In the final match against American Samoa, in front of a crowd of roughly 250 people, the white-and-green-clad boys from the Cooks lost 2-0 after conceding twice from two free-kicks in a 10-minute period during the middle of the second half. They missed the qualification spot on goal difference, finishing third behind American Samoa and winner Samoa.
After the match, Drew spoke to OFCTV and was clearly disappointed with his players: “We didn’t deserve to get anything out of it, it’s simple, really. We didn’t play as we can do, the pressure probably told on us. We conceded far too many free-kicks and we were punished for it. The tournament is three games in five days, not two. That simple. We played two games not three.
After the end of the qualification and Cook Islands’ world cup hopes, Drew left his position and while everything looked fine and dandy at the surface he tells Sport In Surrey that not everything was as it seemed.
“Trying to convince the President where funding spending was necessary such as physio and medical cover whilst never really having transparency over available budget, and where the funding was being spent, was a nightmare. I imagine the governance across most small islands, where the FIFA funding is actually a fairly significant amount of the nation’s GDP, face similar problems.” Drew explains.
He wanted to continue his role as Technical Director and had turned down several job offers in order to do so but in the end, Drew claims a series of trust-issues and ‘broken promises’ – including over money – made continuing impossible.
Now Drew works as the Academy Techincal Director for Australian A-League club Brisbane Roar. He got that job, as with the Aldershot job, through going on a coaching course
“When I was in the Cook Islands, I paid to complete my Pro License in Australia and met John & Ross Aloisi (Head coach and assistant coach at Brisbane). I’d done some consultancy work for another A-League club and they knew about this and wanted me to do something similar for the Roar initially without a commitment to coming into the club full-time.”
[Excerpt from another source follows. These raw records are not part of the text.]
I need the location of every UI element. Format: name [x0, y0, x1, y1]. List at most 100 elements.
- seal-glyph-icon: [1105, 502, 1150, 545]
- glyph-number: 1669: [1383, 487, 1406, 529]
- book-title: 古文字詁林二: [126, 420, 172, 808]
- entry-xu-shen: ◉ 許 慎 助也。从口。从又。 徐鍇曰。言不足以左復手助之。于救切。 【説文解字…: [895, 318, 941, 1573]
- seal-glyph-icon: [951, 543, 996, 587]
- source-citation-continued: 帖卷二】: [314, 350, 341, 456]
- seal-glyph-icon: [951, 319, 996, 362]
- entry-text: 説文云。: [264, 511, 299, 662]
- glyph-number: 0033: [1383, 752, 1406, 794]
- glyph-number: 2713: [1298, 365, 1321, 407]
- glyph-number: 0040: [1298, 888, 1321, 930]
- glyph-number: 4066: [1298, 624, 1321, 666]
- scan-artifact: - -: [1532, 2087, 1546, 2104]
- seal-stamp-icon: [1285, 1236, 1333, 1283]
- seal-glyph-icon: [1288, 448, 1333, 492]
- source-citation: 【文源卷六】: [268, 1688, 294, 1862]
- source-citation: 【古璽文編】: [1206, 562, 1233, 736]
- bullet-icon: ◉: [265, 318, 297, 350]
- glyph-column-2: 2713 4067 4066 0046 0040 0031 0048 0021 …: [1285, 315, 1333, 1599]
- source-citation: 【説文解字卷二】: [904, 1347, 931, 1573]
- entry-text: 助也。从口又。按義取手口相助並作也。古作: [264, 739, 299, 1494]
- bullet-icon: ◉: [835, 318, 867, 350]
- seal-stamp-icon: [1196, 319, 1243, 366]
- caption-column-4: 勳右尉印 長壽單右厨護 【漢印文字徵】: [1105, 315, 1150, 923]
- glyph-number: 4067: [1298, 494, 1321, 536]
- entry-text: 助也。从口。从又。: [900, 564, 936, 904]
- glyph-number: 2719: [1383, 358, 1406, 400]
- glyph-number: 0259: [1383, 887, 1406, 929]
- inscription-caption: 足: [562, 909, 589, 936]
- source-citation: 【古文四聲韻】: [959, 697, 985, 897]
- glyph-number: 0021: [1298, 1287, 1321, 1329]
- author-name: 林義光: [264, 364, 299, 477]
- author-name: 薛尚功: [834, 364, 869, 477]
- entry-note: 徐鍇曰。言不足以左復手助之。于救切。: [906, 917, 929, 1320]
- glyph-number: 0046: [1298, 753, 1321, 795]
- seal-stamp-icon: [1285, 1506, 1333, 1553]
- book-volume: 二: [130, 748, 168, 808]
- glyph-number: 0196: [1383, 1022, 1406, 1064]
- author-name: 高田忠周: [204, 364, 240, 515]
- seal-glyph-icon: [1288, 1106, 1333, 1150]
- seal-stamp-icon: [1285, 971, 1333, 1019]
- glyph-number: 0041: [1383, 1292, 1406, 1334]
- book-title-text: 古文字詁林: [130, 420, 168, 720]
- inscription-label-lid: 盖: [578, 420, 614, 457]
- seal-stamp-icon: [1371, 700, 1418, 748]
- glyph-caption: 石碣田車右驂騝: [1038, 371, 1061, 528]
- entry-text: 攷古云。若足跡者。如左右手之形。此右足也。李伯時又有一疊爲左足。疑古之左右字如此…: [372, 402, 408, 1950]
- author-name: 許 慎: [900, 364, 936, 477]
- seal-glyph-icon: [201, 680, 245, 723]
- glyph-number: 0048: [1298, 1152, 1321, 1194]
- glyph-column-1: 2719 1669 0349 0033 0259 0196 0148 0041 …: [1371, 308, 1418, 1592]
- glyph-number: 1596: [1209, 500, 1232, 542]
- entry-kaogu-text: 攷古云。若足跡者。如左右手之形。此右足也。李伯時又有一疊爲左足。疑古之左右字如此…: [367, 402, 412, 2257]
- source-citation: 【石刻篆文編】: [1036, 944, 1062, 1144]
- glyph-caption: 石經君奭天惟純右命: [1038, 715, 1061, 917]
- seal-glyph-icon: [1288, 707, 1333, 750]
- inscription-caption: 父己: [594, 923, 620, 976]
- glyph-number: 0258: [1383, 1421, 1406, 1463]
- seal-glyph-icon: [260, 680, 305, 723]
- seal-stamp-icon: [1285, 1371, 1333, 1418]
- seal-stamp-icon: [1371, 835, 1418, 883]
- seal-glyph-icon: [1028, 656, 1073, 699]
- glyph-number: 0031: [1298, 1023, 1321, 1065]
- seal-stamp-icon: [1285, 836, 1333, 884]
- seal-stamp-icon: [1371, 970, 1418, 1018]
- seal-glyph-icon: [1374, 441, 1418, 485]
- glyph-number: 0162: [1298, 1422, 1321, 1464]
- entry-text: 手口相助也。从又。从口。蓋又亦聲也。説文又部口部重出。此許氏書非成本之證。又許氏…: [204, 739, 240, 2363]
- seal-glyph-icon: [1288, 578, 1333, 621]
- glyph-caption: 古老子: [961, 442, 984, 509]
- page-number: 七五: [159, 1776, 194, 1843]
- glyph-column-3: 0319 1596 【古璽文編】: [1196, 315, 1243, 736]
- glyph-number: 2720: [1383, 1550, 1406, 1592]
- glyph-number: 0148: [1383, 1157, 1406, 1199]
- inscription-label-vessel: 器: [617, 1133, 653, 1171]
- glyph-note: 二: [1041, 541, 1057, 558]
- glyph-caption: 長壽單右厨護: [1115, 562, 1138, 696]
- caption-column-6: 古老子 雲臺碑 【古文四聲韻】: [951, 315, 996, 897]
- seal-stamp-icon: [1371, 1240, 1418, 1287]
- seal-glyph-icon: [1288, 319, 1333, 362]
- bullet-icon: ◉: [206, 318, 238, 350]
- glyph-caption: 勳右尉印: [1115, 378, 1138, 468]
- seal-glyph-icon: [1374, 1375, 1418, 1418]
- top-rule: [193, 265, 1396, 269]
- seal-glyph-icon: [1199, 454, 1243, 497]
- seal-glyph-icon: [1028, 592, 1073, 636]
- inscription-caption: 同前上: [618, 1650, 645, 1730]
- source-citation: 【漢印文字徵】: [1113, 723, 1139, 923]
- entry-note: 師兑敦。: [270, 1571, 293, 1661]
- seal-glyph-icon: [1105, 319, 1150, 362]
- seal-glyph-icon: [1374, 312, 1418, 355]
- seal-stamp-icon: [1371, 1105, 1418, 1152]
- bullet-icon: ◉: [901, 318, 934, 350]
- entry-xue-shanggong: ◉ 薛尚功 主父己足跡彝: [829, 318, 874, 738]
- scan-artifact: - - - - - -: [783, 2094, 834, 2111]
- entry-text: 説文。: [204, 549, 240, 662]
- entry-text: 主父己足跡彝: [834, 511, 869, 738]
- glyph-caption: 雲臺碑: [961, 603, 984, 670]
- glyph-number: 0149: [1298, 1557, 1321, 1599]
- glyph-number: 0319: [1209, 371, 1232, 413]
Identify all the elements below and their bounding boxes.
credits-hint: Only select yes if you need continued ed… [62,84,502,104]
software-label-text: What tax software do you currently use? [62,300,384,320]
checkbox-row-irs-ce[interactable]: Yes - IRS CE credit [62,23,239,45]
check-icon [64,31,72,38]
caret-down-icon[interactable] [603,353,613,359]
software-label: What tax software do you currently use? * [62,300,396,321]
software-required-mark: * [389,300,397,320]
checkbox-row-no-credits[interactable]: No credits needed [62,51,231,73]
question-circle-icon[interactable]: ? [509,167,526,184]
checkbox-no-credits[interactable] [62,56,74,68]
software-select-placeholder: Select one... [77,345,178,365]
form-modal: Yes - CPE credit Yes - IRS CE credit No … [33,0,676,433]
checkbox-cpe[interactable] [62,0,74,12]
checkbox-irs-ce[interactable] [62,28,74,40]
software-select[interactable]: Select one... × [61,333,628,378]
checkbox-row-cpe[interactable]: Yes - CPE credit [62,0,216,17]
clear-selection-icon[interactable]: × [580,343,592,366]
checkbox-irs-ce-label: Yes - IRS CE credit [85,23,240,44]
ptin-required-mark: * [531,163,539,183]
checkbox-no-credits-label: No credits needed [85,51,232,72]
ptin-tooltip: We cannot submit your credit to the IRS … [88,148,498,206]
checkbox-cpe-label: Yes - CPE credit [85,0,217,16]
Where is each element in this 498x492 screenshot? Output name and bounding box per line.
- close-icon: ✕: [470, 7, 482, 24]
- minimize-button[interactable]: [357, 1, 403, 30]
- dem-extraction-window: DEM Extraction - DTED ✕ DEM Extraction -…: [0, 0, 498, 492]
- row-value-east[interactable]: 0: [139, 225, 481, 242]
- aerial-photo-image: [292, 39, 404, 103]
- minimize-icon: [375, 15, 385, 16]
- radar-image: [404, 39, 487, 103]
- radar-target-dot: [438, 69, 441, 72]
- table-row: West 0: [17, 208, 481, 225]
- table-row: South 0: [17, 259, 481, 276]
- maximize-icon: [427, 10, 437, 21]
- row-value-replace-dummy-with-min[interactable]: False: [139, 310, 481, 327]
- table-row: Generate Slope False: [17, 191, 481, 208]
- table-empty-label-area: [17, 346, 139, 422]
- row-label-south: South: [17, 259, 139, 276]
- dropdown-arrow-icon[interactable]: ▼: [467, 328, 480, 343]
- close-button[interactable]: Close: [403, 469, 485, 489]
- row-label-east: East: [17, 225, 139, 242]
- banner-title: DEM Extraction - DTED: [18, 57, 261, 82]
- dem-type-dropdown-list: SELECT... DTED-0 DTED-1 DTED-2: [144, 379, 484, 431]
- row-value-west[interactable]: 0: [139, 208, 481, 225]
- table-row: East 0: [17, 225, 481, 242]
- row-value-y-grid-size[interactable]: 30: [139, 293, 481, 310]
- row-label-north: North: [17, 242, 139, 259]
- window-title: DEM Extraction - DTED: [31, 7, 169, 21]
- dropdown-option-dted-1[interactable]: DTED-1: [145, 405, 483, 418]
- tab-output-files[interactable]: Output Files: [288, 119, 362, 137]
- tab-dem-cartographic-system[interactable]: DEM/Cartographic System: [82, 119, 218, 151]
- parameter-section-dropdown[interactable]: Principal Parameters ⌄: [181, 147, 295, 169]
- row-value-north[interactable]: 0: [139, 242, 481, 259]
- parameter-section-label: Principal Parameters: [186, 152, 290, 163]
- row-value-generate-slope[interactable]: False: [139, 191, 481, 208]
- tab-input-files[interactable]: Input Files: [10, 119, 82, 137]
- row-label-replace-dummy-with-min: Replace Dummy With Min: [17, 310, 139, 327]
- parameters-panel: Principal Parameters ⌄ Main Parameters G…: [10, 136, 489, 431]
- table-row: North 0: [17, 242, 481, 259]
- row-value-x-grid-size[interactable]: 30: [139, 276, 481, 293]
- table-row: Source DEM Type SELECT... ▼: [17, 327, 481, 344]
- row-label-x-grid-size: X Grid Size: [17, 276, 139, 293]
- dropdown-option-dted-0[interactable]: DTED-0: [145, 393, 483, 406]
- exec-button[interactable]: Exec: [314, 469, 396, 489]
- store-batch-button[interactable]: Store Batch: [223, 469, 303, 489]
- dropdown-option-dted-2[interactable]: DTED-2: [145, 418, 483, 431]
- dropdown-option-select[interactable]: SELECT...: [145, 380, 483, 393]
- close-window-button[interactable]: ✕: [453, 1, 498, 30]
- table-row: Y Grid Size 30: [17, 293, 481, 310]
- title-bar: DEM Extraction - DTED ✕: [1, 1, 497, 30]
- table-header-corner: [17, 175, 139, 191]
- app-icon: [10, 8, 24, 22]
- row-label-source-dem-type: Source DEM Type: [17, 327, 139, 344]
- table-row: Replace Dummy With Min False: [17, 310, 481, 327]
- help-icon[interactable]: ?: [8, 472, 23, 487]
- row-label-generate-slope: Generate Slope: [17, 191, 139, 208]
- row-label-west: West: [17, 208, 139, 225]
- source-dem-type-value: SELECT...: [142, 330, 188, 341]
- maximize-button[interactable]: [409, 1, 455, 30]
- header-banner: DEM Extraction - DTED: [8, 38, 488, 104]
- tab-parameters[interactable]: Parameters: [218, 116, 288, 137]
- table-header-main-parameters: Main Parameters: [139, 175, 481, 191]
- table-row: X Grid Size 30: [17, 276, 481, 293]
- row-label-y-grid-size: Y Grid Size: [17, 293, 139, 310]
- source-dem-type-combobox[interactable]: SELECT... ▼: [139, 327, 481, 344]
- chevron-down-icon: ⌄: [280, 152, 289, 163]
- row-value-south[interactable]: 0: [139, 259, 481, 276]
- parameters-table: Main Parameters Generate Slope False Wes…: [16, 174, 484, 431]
The Roar must have liked what they saw because earlier this year Drew packed his bags and moved to Brisbane. Yet another journey for a man who, at the relatively young age of 29, has seen more of the world than most people have. He would not be without his experience in the Cook Islands despite the sour ending
“Aside from the fact that my wife and I had the opportunity to spend time together in a beautiful country and met some fantastic people, from a footballing perspective definitely working with the squad in the lead up to and while we were there. That experience is one that will stay with me for the rest of my life.”